The villagers were driving in Yala, one of three restive provinces, when a bomb exploded next to their truck.

The blast occurred less than a week after separatist rebels killed four soldiers in an attack on an army base in nearby Narathiwat province.

The southern violence has claimed more than 4,300 lives since a decades-old separatist campaign reignited in 2004.

The incident will be a blow to the government, which said tighter security and successful public relations had reduced violence in the three Muslim-majority provinces significantly in recent months.

Special law

Police said the bomb was planted by the road and detonated remotely by a mobile phone.

Map

Roadside blasts are common in the region but the usual targets are the security forces.

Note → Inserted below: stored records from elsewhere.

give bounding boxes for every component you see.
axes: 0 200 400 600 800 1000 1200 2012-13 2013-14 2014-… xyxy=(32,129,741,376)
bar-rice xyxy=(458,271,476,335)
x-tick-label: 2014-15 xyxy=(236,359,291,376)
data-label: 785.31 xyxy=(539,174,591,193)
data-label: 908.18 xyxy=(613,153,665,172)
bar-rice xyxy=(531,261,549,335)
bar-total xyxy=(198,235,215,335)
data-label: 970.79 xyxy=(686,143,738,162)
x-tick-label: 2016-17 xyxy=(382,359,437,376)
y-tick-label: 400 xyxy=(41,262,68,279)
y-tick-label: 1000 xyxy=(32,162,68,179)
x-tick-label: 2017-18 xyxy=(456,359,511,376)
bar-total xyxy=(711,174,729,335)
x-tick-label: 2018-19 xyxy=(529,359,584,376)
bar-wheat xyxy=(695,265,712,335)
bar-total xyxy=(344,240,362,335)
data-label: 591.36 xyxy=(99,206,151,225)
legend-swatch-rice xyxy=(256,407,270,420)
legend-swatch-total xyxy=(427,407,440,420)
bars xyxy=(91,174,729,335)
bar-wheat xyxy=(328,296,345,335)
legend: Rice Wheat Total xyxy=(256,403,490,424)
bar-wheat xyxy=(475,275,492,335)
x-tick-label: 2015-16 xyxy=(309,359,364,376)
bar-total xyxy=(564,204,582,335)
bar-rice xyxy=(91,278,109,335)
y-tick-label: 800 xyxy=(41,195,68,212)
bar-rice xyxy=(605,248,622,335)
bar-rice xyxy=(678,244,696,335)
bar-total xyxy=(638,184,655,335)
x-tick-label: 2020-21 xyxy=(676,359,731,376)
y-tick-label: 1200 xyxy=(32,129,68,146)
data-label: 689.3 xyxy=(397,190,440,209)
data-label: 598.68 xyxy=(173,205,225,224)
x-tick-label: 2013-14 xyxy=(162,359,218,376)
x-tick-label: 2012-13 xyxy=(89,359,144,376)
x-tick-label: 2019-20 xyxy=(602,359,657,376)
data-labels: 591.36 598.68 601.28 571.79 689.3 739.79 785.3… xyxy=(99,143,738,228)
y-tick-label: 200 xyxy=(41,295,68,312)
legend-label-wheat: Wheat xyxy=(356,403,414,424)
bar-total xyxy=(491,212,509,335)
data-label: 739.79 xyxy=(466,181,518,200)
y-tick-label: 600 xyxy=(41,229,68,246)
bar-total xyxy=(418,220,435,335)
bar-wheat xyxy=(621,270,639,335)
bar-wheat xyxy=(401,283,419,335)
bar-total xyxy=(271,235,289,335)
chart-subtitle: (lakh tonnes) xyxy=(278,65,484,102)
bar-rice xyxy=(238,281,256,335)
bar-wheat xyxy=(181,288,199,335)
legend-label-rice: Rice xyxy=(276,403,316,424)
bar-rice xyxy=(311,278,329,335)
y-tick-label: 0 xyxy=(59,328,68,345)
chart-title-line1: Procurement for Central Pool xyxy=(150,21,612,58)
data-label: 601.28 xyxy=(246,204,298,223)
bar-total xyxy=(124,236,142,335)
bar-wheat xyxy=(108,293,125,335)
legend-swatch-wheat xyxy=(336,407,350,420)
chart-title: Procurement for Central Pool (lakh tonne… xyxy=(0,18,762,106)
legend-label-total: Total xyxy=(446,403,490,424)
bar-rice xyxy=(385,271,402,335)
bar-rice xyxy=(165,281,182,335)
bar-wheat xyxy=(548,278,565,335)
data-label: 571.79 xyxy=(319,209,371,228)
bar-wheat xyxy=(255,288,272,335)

The government last week extended emergency rule in most of the region for another three months.

Thai army chief Prayuth Chan-ocha said special laws were needed in the south to address the continuing violence.

"If people don't obey the law and use loopholes in the law to carry out illegal activities, then special laws are needed," the Bangkok Post quoted him as saying.

Critics accuse the government of failing to address the grievances of residents of Thailand's southern provinces.

Thailand annexed the three provinces - Narathiwat, Yala and Pattani - in 1902, but the vast majority of people there are Muslim and speak a Malay dialect, by contrast with the Buddhists in the rest of the country who speak Thai.